Hugh went back to his horse in some mortification; it might be well enough for Dick Strangwayes to be on good terms with all women, but he had no will to meddle farther in such matters.
Yet, scarcely a week later, he found himself seated at a table in a stuffy chamber, trying by the flicker of a guttering candle to blot out a letter to a girl. For the army was now among the Warwickshire fields, and the sight of home country brought back to Hugh’s thoughts Everscombe and the good friend he had left there. So, while Frank jeered from the bed about his sweetheart, and urged him to put out the candle and lie down, Hugh, sitting in his shirt-sleeves, painfully scrawled some ill-spelt lines to Lois Campion. Much had happened that would only make her miserable to know, so he spoke little of his father, only told her he was well and happy, and, as Colonel Gwyeth could offer him no place in his troop, was serving with Sir William Pleydall. He sent his duty to his grandfather, too, and his obedient faithful services to her.

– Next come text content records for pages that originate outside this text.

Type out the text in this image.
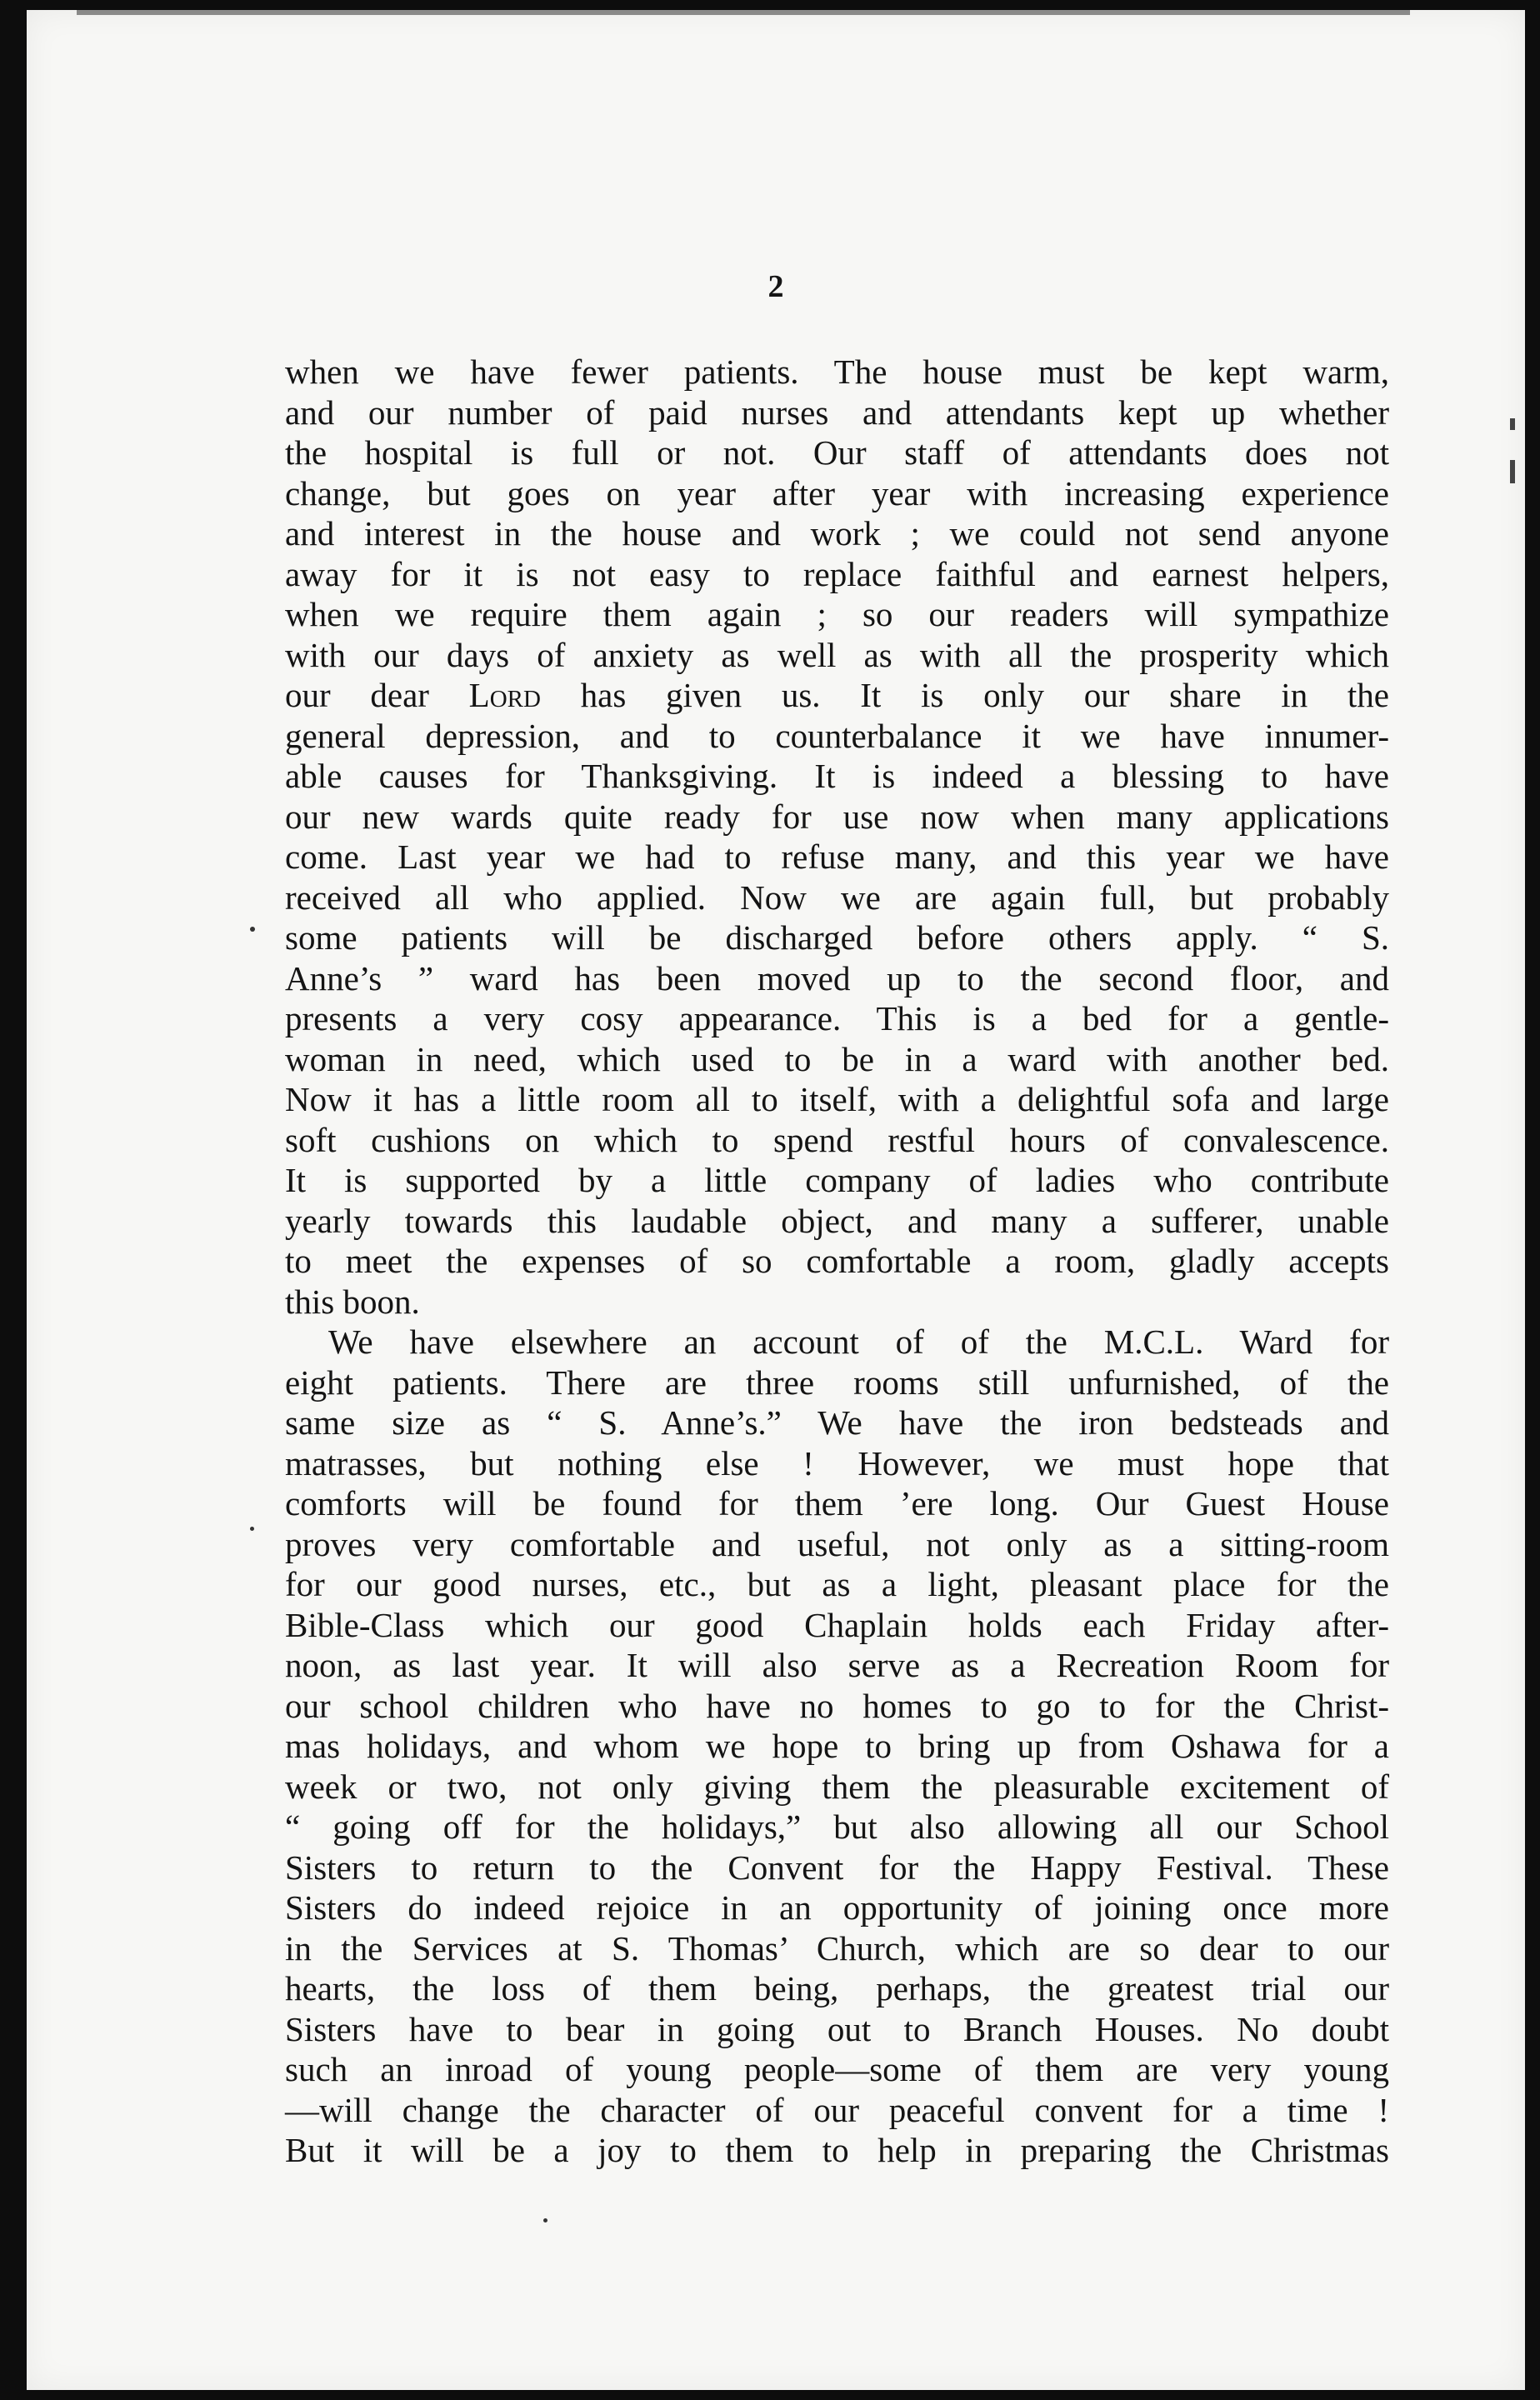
2
when we have fewer patients. The house must be kept warm,
and our number of paid nurses and attendants kept up whether
the hospital is full or not. Our staff of attendants does not
change, but goes on year after year with increasing experience
and interest in the house and work ; we could not send anyone
away for it is not easy to replace faithful and earnest helpers,
when we require them again ; so our readers will sympathize
with our days of anxiety as well as with all the prosperity which
our dear Lord has given us. It is only our share in the
general depression, and to counterbalance it we have innumer-
able causes for Thanksgiving. It is indeed a blessing to have
our new wards quite ready for use now when many applications
come. Last year we had to refuse many, and this year we have
received all who applied. Now we are again full, but probably
some patients will be discharged before others apply. “ S.
Anne’s ” ward has been moved up to the second floor, and
presents a very cosy appearance. This is a bed for a gentle-
woman in need, which used to be in a ward with another bed.
Now it has a little room all to itself, with a delightful sofa and large
soft cushions on which to spend restful hours of convalescence.
It is supported by a little company of ladies who contribute
yearly towards this laudable object, and many a sufferer, unable
to meet the expenses of so comfortable a room, gladly accepts
this boon.
We have elsewhere an account of of the M.C.L. Ward for
eight patients. There are three rooms still unfurnished, of the
same size as “ S. Anne’s.” We have the iron bedsteads and
matrasses, but nothing else ! However, we must hope that
comforts will be found for them ’ere long. Our Guest House
proves very comfortable and useful, not only as a sitting-room
for our good nurses, etc., but as a light, pleasant place for the
Bible-Class which our good Chaplain holds each Friday after-
noon, as last year. It will also serve as a Recreation Room for
our school children who have no homes to go to for the Christ-
mas holidays, and whom we hope to bring up from Oshawa for a
week or two, not only giving them the pleasurable excitement of
“ going off for the holidays,” but also allowing all our School
Sisters to return to the Convent for the Happy Festival. These
Sisters do indeed rejoice in an opportunity of joining once more
in the Services at S. Thomas’ Church, which are so dear to our
hearts, the loss of them being, perhaps, the greatest trial our
Sisters have to bear in going out to Branch Houses. No doubt
such an inroad of young people—some of them are very young
—will change the character of our peaceful convent for a time !
But it will be a joy to them to help in preparing the Christmas
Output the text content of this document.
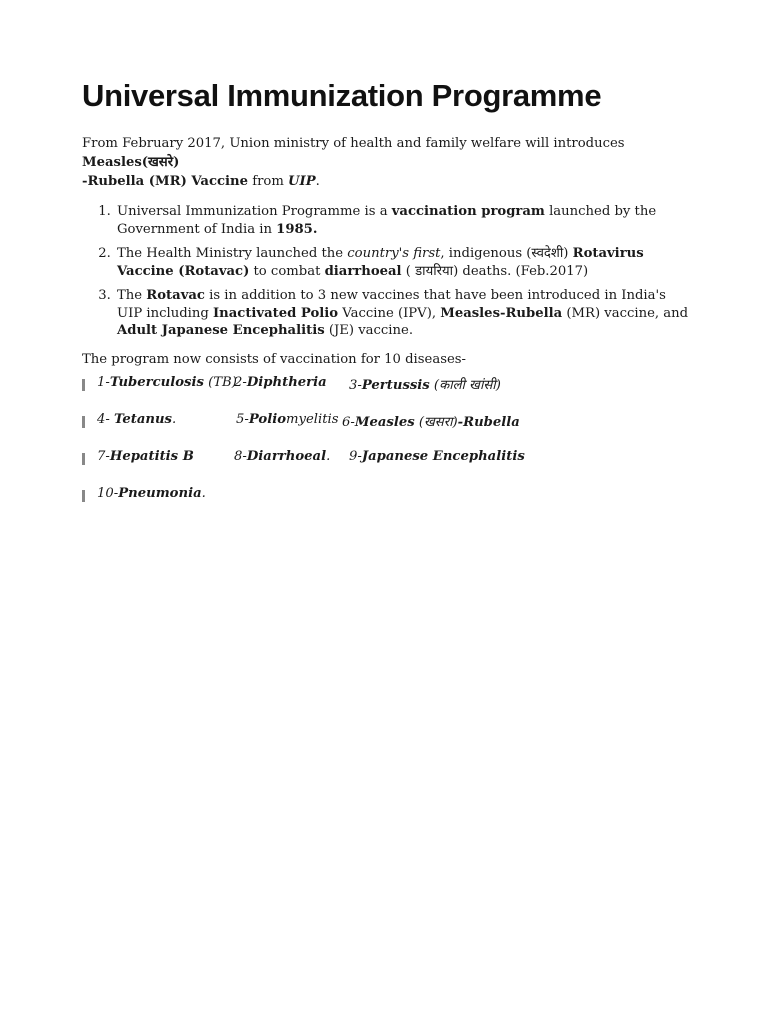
Universal Immunization Programme
From February 2017, Union ministry of health and family welfare will introduces Measles(खसरे)
-Rubella (MR) Vaccine from UIP.
1. Universal Immunization Programme is a vaccination program launched by the Government of India in 1985.
2. The Health Ministry launched the country's first, indigenous (स्वदेशी) Rotavirus Vaccine (Rotavac) to combat diarrhoeal ( डायरिया) deaths. (Feb.2017)
3. The Rotavac is in addition to 3 new vaccines that have been introduced in India's UIP including Inactivated Polio Vaccine (IPV), Measles-Rubella (MR) vaccine, and Adult Japanese Encephalitis (JE) vaccine.
The program now consists of vaccination for 10 diseases-
1-Tuberculosis (TB)
2-Diphtheria 3-Pertussis (काली खांसी)
4- Tetanus.	5-Poliomyelitis 6-Measles (खसरा)-Rubella
7-Hepatitis B	8-Diarrhoeal. 9-Japanese Encephalitis
10-Pneumonia.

Just there Frank sat up in bed, and, throwing a boot at the candle, contrived to overturn the ink-bottle. Shutting his lips, Hugh mopped up the stuff, then, still without speaking, began to undress. “Now you’ve lost your temper, Master Roundhead,” Frank teased; but Hugh held his tongue till he had blown out the candle and stretched himself in the bed, then said only, “Good night.”
He was almost asleep when Frank began shaking him. “Hugh, prithee, good Hugh,” he coaxed, “are you truly angry? Pray you, forgive me, Hugh.”
“Don’t I always?” Hugh answered, half waked. “Go to sleep, Frank.”
So they began next morning on as good terms as ever, and before night had barely avoided two of those quarrels which Frank made a daily incident to friendship. But by the following sunrise even Frank was too busied with other matters for such diversion. “The rumor’s abroad that we’re to bang old Essex soon,” he broke out, as he and Hugh rode a little before Sir William’s troop along the stony Warwickshire road.